Last weekend, I attended a conference for long-time published writers, where a host of industry insiders offered their insights on the changing face of publishing. Because of the NINC standards (only authors with two books or more published can join) and the desire to keep the discussion vibrant and flowing, I can’t share many details, but I can share the general spirit.
When asked what authors should be doing now, to deal with the wild changes in our business, the insiders said, over and over again, PLAY! Experiment with short forms and long ones. With writing what you really want to write, with taking the work, the art, to the limit.
Doesn’t that sound like fun? All too often, writers are so anxious to “get it right” that they study and study and study the market, making notes on what’s selling, who’s buying, and where things land on the list, that they forget why they became writers in the first place. We worry and worry and worry. What should I write? What will give me a bigger audience?

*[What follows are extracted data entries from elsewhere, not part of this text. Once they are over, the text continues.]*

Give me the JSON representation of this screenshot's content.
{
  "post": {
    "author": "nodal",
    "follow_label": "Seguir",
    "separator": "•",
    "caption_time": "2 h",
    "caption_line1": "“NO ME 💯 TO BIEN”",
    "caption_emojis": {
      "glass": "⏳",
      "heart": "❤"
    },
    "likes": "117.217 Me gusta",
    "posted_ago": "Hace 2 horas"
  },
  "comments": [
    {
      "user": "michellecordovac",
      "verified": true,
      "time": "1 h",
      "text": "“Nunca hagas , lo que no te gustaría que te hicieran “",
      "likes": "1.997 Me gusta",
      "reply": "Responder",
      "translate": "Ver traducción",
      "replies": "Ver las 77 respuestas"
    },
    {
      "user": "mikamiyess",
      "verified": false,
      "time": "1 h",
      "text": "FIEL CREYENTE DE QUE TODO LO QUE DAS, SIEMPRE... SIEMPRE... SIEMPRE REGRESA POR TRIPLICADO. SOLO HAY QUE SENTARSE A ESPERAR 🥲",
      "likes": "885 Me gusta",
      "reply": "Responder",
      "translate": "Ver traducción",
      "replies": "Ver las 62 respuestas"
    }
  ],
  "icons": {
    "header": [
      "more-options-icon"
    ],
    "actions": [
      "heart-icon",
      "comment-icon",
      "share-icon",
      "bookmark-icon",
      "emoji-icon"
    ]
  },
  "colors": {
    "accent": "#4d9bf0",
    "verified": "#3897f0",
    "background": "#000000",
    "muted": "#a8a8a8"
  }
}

Instead of that, let’s step outside the box for a minute. What would play look like for you? Do you ordinarily write long? Try writing short. Try playing with poetry. Are you a genre writer? Try writing something outside your usual sandbox. If you’re a literary fellow, try your hand at the genre you cut your teeth on—maybe a mystery story or a fantasy epic. Maybe you’ve always wanted to see if you had it in you to do Y or Z. Give it a shot. What’s the worst that could happen?
I have had what I call a Sunday book in the back of my mind for quite awhile. It tickles me awake, kicks me sometimes while I’m walking, and once I finish the material due at my publisher this week, I’m going to take a month and just see what happens with it. (Come by my blog, A Writer Afoot, for more information…in three days.) You can read along.
I urge you to play, too. Especially with NaNoWriMo coming up next week, give yourself permission to write the story YOU would most like to hear. Do it with joy. With exuberance, with a sense of possibility. And maybe that’s going to be the story that we ALL want to hear.
Do you remember what your first stories were about? Can you see that influence in the work now? If you could write anything, what would it be?